Isso porque, mesmo sabendo que a amiga está morrendo, que suas chances são baixas e que a morte chega para todos, a narradora sente um incômodo profundo com o pedido que lhe é feito. Ela não diz nada disso, mas seu impulso é argumentar que pode ser que as coisas sigam para outro lado, pode ser que a amiga não morra, pode ser que uma descoberta científica seja feita. Nossa sociedade é condicionada a acreditar no oposto de Camus: que a existência, o simples pulsar do sangue, tem sentido e devemos preservá-la, mesmo às custas da dignidade e da qualidade de vida. A amiga se recusa: ir embora em seus próprios termos é só o que lhe resta e ela vai fazê-lo.
Enquanto usa esse cenário para explorar os dilemas de uma existência que vale a pena no pessoal, Nunez também introduz uma subtrama que puxa as mesmas questões para o coletivo: um ex-namorado da protagonista abandonou sua carreira de crítico de arte para dar palestras em que fala sobre o eminente apocalipse climático e provável extinção da raça humana. Como é possível ter filhos, ele pergunta, em um mundo como esse?

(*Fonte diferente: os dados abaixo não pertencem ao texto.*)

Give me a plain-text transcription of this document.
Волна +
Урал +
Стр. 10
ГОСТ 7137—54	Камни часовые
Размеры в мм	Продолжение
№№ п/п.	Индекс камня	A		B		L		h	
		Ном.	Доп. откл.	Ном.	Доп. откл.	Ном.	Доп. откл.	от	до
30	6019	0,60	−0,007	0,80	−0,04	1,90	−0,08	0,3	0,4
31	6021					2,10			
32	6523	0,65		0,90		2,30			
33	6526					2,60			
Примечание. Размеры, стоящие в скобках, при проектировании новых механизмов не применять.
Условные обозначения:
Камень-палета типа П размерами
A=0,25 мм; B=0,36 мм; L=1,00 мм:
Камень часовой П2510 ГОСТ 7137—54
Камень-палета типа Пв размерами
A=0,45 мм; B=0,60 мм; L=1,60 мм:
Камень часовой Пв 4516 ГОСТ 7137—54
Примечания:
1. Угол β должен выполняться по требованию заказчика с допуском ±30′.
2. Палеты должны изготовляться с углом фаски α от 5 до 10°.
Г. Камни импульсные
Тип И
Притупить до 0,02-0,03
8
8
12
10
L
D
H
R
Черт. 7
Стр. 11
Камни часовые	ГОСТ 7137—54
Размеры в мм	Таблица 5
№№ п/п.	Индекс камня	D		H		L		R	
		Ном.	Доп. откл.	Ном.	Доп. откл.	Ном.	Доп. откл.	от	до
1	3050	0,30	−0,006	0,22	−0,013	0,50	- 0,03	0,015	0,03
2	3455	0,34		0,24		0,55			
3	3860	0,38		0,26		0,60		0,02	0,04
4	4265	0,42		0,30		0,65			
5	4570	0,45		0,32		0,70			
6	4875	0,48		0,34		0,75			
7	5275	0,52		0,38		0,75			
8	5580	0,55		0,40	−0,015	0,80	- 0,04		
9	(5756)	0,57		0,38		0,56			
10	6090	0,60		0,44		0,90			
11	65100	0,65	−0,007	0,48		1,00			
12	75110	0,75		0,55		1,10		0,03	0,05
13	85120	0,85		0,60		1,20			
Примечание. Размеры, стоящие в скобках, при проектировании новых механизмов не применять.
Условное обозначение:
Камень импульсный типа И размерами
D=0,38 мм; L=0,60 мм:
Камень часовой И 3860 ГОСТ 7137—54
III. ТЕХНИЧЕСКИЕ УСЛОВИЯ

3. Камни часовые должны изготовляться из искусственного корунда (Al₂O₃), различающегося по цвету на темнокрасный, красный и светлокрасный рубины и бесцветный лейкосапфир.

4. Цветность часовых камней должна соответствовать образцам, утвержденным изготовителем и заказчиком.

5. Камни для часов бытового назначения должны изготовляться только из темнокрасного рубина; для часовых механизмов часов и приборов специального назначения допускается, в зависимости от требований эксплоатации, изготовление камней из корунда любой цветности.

A pergunta, em muitos sentidos, é a mesma: se sabemos que vamos morrer, por que viver? E quanto custa para nós olhar essa pergunta de frente?
O que você está enfrentando é um livro formalmente mais tradicional do que O amigo, mas é radical em sua temática. Ainda usando um estilo que combina a prosa ficcional ao ensaio, Nunez apresenta ao leitor uma situação que o faz confrontar questões filosóficas profundas e muito difíceis, o tipo de pergunta que a maior parte de nós passa a vida afastando.
Com seus volumes curtos, mas uma coragem intelectual ímpar, Nunez vem se mostrando uma grande expoente do romance filosófico, não porque use a ficção para desenvolver conceitos ou explicar linhas históricas de pensamento, mas sim porque, na prosa, ela explora aquelas que sempre foram as questões fundamentais da disciplina, nesse caso talvez a mais antiga e primordial delas: qual é a vida que vale a pena ser vivida?
Isadora Sinay é escritora, tradutora, professora de literatura. Doutora em Letras pela Universidade de São Paulo.